Renault podpisało trzy nowe porozumienia z kluczowymi przedstawicielami rynku energii oraz paliw w Europie. Celem projektu jest stworzenie ekosystemu umożliwiającego transmisję energii oraz masowe wdrażanie elektromobilności. Przedsięwzięcie ma pomóc w przejściu z modelu klasycznej motoryzacji na czysty transport elektryczny.
Cele porozumienia to między innymi:
– opracowanie rozwiązań wspierających inteligentne ładowanie elektrycznych samochodów,
– promowanie koncepcji smartwysp na terytoriach nie połączonych z lądową Francją,
– współpraca w zakresie promowania użycia elektrycznych aut Renault
– wykorzystanie optymalizacji cen energii do obniżenia kosztu użycia aut elektrycznych,
– opracowanie sposobów umożliwiającej poszerzenie dostępności szybkich ładowarek poza miastami,
– pilotażowe projekty wprowadzające elektromobilność na wybranych obszarach.
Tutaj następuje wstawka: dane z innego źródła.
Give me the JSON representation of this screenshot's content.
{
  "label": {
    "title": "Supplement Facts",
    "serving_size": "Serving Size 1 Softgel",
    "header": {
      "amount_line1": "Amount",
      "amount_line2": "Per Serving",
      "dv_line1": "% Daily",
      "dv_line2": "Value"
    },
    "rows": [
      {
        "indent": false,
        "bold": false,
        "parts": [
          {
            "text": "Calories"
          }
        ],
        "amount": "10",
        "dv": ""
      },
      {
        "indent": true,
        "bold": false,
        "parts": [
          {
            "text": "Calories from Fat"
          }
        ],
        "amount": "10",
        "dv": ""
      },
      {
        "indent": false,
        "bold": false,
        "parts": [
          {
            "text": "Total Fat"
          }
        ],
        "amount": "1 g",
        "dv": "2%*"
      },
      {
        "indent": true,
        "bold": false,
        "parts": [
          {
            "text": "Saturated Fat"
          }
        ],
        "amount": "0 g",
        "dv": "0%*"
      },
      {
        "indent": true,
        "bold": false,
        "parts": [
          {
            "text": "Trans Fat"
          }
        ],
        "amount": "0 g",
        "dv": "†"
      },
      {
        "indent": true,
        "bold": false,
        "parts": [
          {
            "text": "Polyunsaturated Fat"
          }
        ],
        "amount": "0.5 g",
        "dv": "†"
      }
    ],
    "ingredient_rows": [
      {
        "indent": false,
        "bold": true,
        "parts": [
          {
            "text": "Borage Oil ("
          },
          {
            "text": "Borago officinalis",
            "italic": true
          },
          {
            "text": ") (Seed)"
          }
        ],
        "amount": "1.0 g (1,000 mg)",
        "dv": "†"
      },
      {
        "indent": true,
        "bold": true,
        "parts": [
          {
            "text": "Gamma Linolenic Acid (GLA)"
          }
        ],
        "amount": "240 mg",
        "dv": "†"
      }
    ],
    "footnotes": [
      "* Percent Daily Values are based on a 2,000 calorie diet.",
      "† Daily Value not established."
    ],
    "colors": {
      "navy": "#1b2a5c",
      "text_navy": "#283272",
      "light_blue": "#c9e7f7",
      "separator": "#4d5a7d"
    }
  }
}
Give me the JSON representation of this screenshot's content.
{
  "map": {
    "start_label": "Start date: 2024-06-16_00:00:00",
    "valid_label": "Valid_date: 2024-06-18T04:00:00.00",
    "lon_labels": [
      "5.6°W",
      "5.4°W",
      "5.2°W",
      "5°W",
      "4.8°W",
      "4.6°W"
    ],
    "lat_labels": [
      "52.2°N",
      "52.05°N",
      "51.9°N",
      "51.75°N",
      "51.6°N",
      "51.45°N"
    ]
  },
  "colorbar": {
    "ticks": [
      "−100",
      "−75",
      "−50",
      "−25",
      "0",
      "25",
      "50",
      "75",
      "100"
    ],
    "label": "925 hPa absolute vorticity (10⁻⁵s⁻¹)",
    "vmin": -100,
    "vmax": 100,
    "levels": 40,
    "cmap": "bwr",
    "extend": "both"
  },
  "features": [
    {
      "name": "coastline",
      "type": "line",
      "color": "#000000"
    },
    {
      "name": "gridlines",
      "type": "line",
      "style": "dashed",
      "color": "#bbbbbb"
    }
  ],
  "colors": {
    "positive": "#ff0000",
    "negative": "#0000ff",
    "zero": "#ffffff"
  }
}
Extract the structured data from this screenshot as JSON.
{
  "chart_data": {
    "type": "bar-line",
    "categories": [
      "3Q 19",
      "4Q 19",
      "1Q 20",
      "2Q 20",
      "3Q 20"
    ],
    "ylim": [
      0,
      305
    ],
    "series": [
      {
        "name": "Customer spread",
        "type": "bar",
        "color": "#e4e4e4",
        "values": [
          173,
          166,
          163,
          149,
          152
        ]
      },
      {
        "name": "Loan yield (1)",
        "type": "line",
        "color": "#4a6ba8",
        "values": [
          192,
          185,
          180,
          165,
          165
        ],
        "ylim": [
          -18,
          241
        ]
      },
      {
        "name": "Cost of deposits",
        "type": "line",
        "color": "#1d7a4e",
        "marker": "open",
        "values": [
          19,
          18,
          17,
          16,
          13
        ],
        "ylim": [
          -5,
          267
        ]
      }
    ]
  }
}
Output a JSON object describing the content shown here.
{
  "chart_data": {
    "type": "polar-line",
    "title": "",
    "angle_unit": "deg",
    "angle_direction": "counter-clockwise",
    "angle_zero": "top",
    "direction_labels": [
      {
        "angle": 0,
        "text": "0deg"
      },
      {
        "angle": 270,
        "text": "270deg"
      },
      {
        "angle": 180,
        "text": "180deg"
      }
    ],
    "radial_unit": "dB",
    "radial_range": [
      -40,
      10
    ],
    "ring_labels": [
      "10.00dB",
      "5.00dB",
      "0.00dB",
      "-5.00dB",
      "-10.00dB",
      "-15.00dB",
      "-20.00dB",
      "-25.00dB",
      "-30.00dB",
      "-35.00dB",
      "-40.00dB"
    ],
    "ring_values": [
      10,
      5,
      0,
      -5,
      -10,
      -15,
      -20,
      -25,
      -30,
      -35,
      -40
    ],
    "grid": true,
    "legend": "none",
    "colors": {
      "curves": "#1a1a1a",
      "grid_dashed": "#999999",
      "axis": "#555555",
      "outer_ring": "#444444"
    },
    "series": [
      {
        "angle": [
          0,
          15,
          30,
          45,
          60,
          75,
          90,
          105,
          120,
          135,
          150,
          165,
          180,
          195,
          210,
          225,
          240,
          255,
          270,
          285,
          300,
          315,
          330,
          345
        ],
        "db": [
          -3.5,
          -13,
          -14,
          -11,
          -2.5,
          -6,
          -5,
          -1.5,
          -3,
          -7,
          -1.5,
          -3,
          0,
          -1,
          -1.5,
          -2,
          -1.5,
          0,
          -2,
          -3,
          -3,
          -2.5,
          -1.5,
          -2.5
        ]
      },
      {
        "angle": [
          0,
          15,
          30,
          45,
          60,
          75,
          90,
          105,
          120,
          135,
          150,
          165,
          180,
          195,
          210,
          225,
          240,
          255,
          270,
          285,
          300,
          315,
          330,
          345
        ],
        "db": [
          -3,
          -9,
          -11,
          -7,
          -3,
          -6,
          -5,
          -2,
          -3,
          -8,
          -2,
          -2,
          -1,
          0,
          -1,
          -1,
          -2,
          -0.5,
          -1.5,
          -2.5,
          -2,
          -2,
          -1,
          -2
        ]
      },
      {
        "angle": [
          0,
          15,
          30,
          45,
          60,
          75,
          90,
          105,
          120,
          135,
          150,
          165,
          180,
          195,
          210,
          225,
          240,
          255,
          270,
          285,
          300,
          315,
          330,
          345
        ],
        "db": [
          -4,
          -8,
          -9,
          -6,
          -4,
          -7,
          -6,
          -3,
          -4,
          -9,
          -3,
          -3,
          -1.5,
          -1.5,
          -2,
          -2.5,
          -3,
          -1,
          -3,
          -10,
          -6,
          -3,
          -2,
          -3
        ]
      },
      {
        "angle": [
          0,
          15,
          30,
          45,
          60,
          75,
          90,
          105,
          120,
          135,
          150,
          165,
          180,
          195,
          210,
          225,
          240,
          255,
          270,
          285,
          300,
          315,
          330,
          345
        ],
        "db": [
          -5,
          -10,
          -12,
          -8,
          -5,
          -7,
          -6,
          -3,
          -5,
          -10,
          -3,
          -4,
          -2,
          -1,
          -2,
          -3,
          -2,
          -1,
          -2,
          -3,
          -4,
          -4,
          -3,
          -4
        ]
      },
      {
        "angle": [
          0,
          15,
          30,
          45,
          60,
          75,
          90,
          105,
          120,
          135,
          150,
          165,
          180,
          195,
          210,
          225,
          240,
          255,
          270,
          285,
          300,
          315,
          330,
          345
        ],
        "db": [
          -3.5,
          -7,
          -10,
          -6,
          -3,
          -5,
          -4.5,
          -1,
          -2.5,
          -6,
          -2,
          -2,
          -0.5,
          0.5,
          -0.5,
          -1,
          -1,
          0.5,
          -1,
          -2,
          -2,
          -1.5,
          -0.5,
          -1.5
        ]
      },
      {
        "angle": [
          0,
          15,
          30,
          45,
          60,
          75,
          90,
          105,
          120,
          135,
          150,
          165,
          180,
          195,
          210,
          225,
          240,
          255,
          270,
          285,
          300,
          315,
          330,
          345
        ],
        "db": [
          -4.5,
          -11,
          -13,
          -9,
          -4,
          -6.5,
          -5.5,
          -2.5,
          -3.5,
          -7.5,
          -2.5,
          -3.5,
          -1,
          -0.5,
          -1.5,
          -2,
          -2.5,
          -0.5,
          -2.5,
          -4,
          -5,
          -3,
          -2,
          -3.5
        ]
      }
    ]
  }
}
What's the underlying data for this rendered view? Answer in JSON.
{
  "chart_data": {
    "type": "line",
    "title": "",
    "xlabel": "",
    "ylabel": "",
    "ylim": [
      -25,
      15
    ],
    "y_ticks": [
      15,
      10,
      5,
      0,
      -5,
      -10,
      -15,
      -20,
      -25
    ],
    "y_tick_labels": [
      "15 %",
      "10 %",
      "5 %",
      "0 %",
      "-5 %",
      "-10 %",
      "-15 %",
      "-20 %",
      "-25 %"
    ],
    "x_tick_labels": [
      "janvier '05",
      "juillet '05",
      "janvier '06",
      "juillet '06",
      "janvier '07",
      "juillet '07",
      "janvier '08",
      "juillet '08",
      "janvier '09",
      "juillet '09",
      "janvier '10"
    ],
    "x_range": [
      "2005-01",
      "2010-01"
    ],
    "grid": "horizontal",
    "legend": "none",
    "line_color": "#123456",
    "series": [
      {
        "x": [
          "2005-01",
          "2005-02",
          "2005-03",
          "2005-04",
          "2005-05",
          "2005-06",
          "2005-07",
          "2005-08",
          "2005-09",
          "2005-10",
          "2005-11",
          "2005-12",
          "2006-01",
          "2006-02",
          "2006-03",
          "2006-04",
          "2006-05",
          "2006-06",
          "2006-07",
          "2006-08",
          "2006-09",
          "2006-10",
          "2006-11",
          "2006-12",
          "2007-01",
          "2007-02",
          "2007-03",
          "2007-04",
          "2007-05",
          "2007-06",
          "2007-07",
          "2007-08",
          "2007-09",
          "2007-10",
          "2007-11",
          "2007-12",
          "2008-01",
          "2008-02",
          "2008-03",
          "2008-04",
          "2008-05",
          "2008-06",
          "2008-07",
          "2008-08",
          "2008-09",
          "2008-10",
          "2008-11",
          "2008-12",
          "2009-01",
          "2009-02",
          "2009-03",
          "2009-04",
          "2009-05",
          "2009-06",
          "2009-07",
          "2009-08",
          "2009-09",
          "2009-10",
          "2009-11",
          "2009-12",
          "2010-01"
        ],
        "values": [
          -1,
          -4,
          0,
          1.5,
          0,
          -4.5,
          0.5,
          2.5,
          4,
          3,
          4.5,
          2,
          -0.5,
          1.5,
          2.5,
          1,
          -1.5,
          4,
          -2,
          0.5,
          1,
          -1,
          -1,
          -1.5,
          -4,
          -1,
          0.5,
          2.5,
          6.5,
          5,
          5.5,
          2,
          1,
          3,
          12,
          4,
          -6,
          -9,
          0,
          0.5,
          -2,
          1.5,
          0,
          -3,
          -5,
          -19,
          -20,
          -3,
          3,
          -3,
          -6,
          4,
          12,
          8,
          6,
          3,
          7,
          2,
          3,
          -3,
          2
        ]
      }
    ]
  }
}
Renault od kilku lat konsekwentnie wprowadza modele elektryczne do swojej oferty. Najnowsza odsłona modelu Zoe posiada akumulatory pozwalające na przejechanie 300 kilometrów w realnych warunkach drogowych w mieście. Testowaliśmy niedawno taki samochód elektryczny w Warszawie.
Jazda samochodem elektrycznym może być znacznie przyjemniejsza od tej znanej z klasycznej motoryzacji. Na pokładzie jest znacznie ciszej a przyspieszenie zapewniane przez elektryczny motor i brak typowej skrzyni biegów pozwala poruszać się bardziej dynamicznie. Wśród wad tego typu rozwiązania należy wymienić ciężar auta, spowodowany akumulatorami a przez to nieco gorszą pracę zawieszenia, chociaż w Zoe ten efekt i tak jest stosunkowo mało odczuwalny. Na problemy z twardawym zawieszeniem często narzekają za to posiadacze japońskich hybryd.
Jak widać Renault podchodzi do promowania elektromobilności bardzo poważnie, angażując się w szereg przedsięwzięć przybliżających te rozwiązania klientom. W Polsce pozostaje nam czekać na obiecany milion samochodów elektrycznych, chociaż wygląda na to, że ten plan szybko zrealizowany nie będzie. Szkoda więc, że takich inicjatyw nie ma więcej w Polsce a ostatnie doniesienia o wycofaniu się kilku firm z projektów polskiego samochodu na prąd nie wróżą tematowi elektromobilności świetlanej przyszłości.